Deve estar-se atento às diversas manifestações clínicas e realizar um exame físico e uma recolha de história actual e pregressa pormenorizada. 
Quanto a pedido de exames complementares de diagnóstico analíticos, para além de um hemograma com plaquetas, doseamentos bioquímicos séricos extensos, deve sempre pedir-se doseamentos de desidrogenase láctica,
b2 microglobulina e proteinograma. As serologias dos vírus HIV, hepatite B e C, HTLV1 e EBV devem ser pedidas devido à sua associação com as doenças linfoproliferativas e a implicações que possam ter no tratamento.

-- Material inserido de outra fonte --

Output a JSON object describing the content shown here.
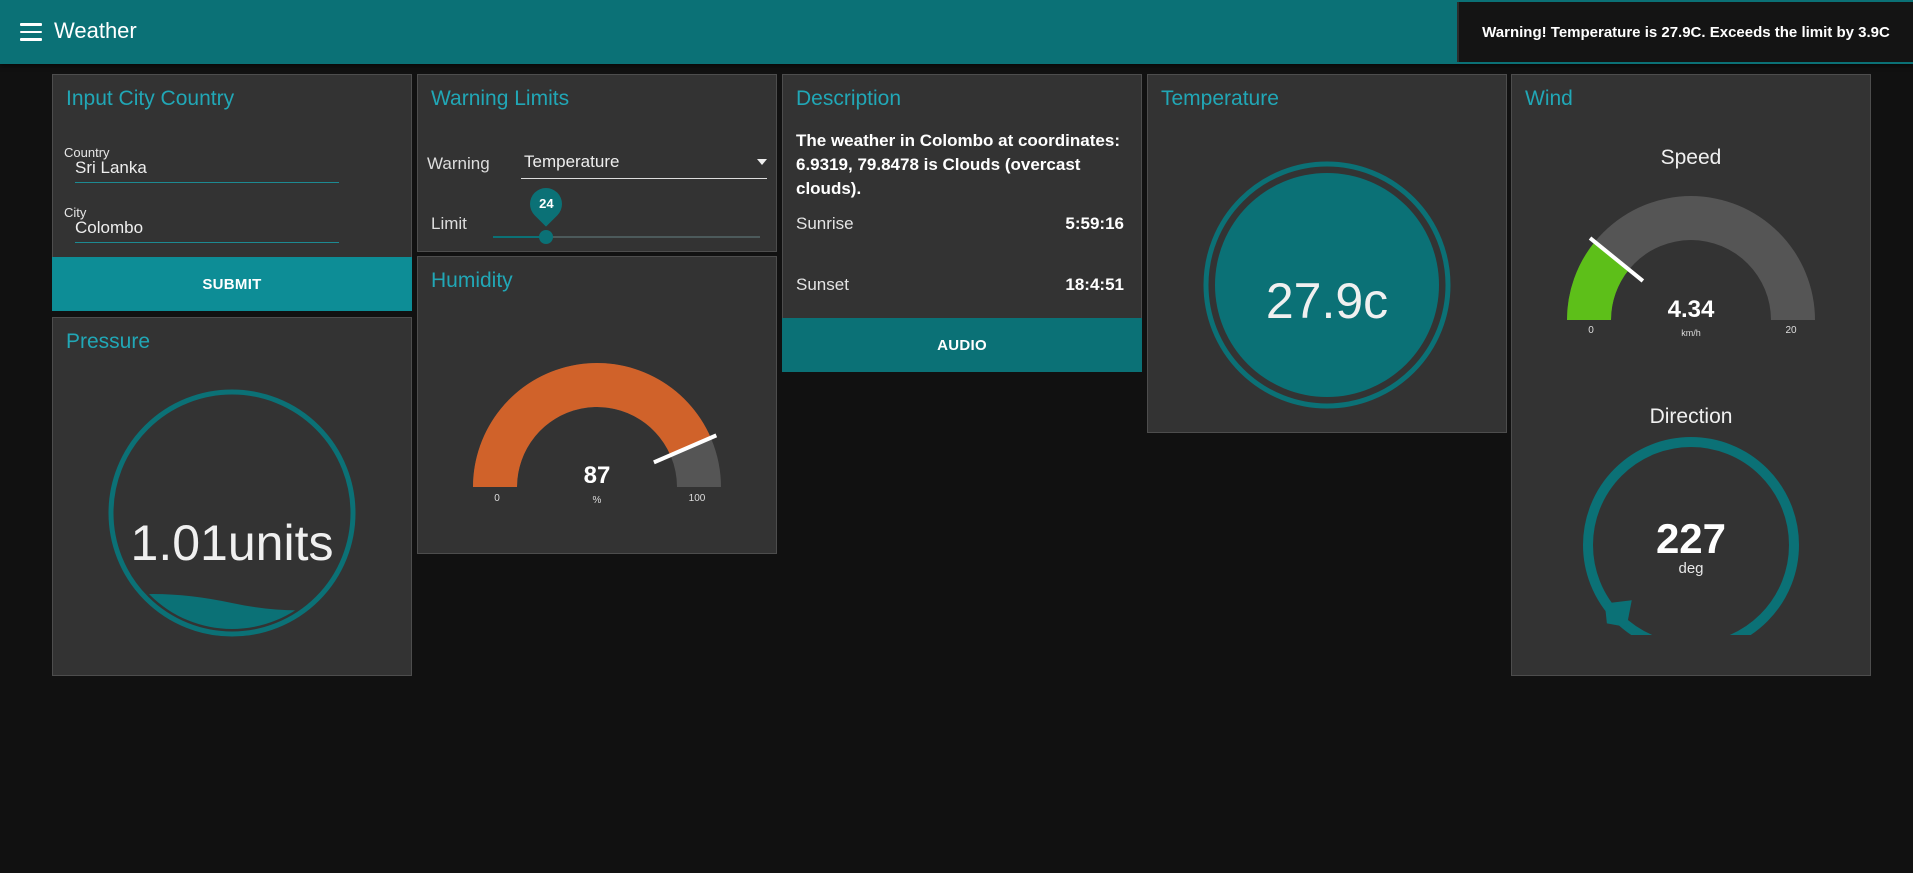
{
  "app": {
    "title": "Weather"
  },
  "toast": {
    "message": "Warning! Temperature is 27.9C. Exceeds the limit by 3.9C"
  },
  "input_card": {
    "title": "Input City Country",
    "country_label": "Country",
    "country_value": "Sri Lanka",
    "city_label": "City",
    "city_value": "Colombo",
    "submit_label": "SUBMIT"
  },
  "pressure": {
    "title": "Pressure",
    "display": "1.01units",
    "level": 0.1
  },
  "warning": {
    "title": "Warning Limits",
    "warning_label": "Warning",
    "selected": "Temperature",
    "limit_label": "Limit",
    "limit_value": "24",
    "limit_fraction": 0.2
  },
  "humidity": {
    "title": "Humidity",
    "value": "87",
    "units": "%",
    "min": "0",
    "max": "100",
    "fraction": 0.87,
    "color": "#d0622a"
  },
  "description": {
    "title": "Description",
    "text": "The weather in Colombo at coordinates: 6.9319, 79.8478 is Clouds (overcast clouds).",
    "sunrise_label": "Sunrise",
    "sunrise_value": "5:59:16",
    "sunset_label": "Sunset",
    "sunset_value": "18:4:51",
    "audio_label": "AUDIO"
  },
  "temperature": {
    "title": "Temperature",
    "display": "27.9c"
  },
  "wind": {
    "title": "Wind",
    "speed_title": "Speed",
    "speed_value": "4.34",
    "speed_units": "km/h",
    "speed_min": "0",
    "speed_max": "20",
    "speed_fraction": 0.217,
    "speed_color": "#5dbf19",
    "direction_title": "Direction",
    "direction_value": "227",
    "direction_units": "deg",
    "direction_degrees": 227
  },
  "colors": {
    "accent": "#0b7176",
    "title_color": "#21a7b6",
    "card_bg": "#333333",
    "page_bg": "#111111",
    "gauge_bg": "#555555"
  }
}
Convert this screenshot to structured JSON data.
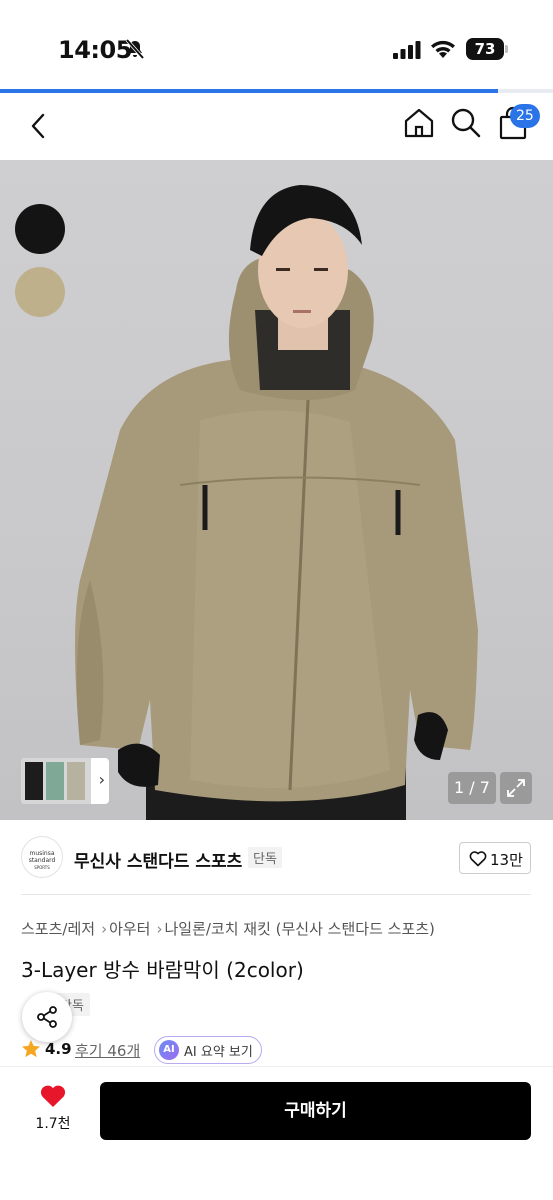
{
  "status_bar": {
    "time": "14:05",
    "battery": "73"
  },
  "nav": {
    "cart_count": "25"
  },
  "progress": {
    "fraction": 0.9
  },
  "gallery": {
    "counter": "1 / 7",
    "swatches": [
      {
        "name": "black",
        "color": "#141414"
      },
      {
        "name": "beige",
        "color": "#bfb08c"
      }
    ]
  },
  "brand": {
    "logo_text_line1": "musinsa",
    "logo_text_line2": "standard",
    "logo_text_line3": "SPORTS",
    "name": "무신사 스탠다드 스포츠",
    "tag": "단독",
    "like_count": "13만"
  },
  "product": {
    "breadcrumb": [
      "스포츠/레저",
      "아우터",
      "나일론/코치 재킷 (무신사 스탠다드 스포츠)"
    ],
    "title": "3-Layer 방수 바람막이 (2color)",
    "exclusive_tag": "단독",
    "rating": "4.9",
    "review_link": "후기 46개",
    "ai_summary": "AI 요약 보기",
    "ai_chip": "AI"
  },
  "bottom_bar": {
    "wish_count": "1.7천",
    "buy_label": "구매하기"
  },
  "colors": {
    "accent": "#2a74e8",
    "buy_button": "#000000",
    "heart": "#e8162a"
  }
}
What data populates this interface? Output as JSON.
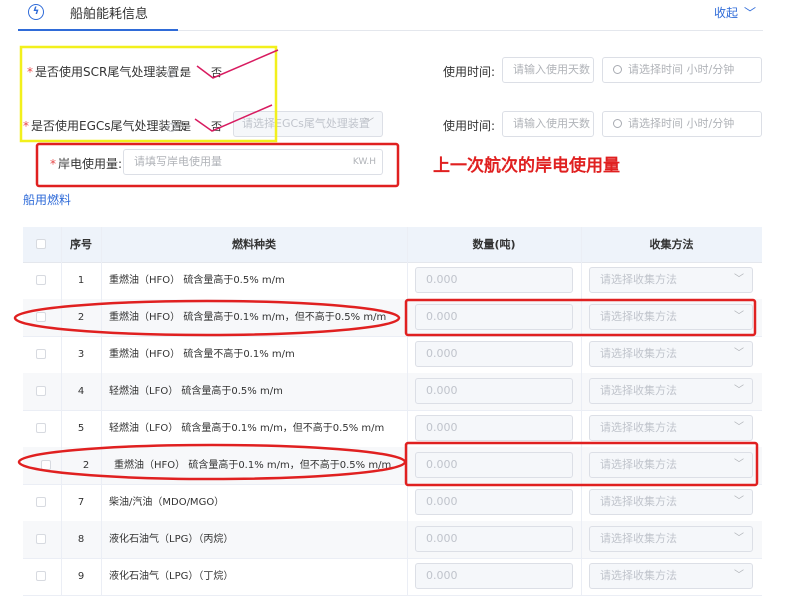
{
  "header": {
    "tab_title": "船舶能耗信息",
    "tab_icon": "lightning-icon",
    "collapse_label": "收起",
    "collapse_icon": "chevron-down-icon"
  },
  "form": {
    "scr": {
      "label": "是否使用SCR尾气处理装置:",
      "option_yes": "是",
      "option_no": "否",
      "time_label": "使用时间:",
      "days_placeholder": "请输入使用天数",
      "time_placeholder": "请选择时间 小时/分钟"
    },
    "egcs": {
      "label": "是否使用EGCs尾气处理装置:",
      "option_yes": "是",
      "option_no": "否",
      "select_placeholder": "请选择EGCs尾气处理装置",
      "time_label": "使用时间:",
      "days_placeholder": "请输入使用天数",
      "time_placeholder": "请选择时间 小时/分钟"
    },
    "shore_power": {
      "label": "岸电使用量:",
      "placeholder": "请填写岸电使用量",
      "unit": "KW.H"
    }
  },
  "annotation": {
    "text": "上一次航次的岸电使用量",
    "color": "#e02020"
  },
  "section": {
    "title": "船用燃料"
  },
  "table": {
    "headers": {
      "seq": "序号",
      "fuel_type": "燃料种类",
      "quantity": "数量(吨)",
      "method": "收集方法"
    },
    "qty_placeholder": "0.000",
    "method_placeholder": "请选择收集方法",
    "rows": [
      {
        "seq": "1",
        "fuel": "重燃油（HFO） 硫含量高于0.5% m/m"
      },
      {
        "seq": "2",
        "fuel": "重燃油（HFO） 硫含量高于0.1% m/m，但不高于0.5% m/m"
      },
      {
        "seq": "3",
        "fuel": "重燃油（HFO） 硫含量不高于0.1% m/m"
      },
      {
        "seq": "4",
        "fuel": "轻燃油（LFO） 硫含量高于0.5% m/m"
      },
      {
        "seq": "5",
        "fuel": "轻燃油（LFO） 硫含量高于0.1% m/m，但不高于0.5% m/m"
      },
      {
        "seq": "2",
        "fuel": "重燃油（HFO） 硫含量高于0.1% m/m，但不高于0.5% m/m"
      },
      {
        "seq": "7",
        "fuel": "柴油/汽油（MDO/MGO）"
      },
      {
        "seq": "8",
        "fuel": "液化石油气（LPG）（丙烷）"
      },
      {
        "seq": "9",
        "fuel": "液化石油气（LPG）（丁烷）"
      }
    ]
  },
  "colors": {
    "accent": "#2f6bd8",
    "required": "#e84a4a",
    "highlight_yellow": "#f2f01c",
    "highlight_red": "#e02020"
  }
}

Em termos de exames complementares de diagnóstico imagiológicos, todos os doentes com suspeita de linfoma não Hodgkin devem realizar radiograma de tórax, TAC de abdómen e pélvico. Caso se verifiquem alterações no radiograma de tórax deve pedir-se TAC torácico, e se existirem alterações das transaminases com TAC hepática normal deve realizar-se ecografia hepática, pois esta tem maior sensibilidade que a TAC em alguns casos. Na altura do diagnóstico, a cintigrafia com gálio está alterada, na grande maioria das vezes. Este exame tem o seu interesse máximo na reavaliação pós terapêutica, mostrando, com grande sensibilidade, áreas de doença residual. A RM parece ter a mesma sensibilidade que a cintigrafia com gálio na avaliação imagiológica de massas residuais. Todos os doentes devem ser sujeitos a punção aspirativa da medula óssea e biópsia osteomedular a fim de avaliar a extensão medular do tumor. Todos os locais de suspeita de envolvimento devem ser também biopsados.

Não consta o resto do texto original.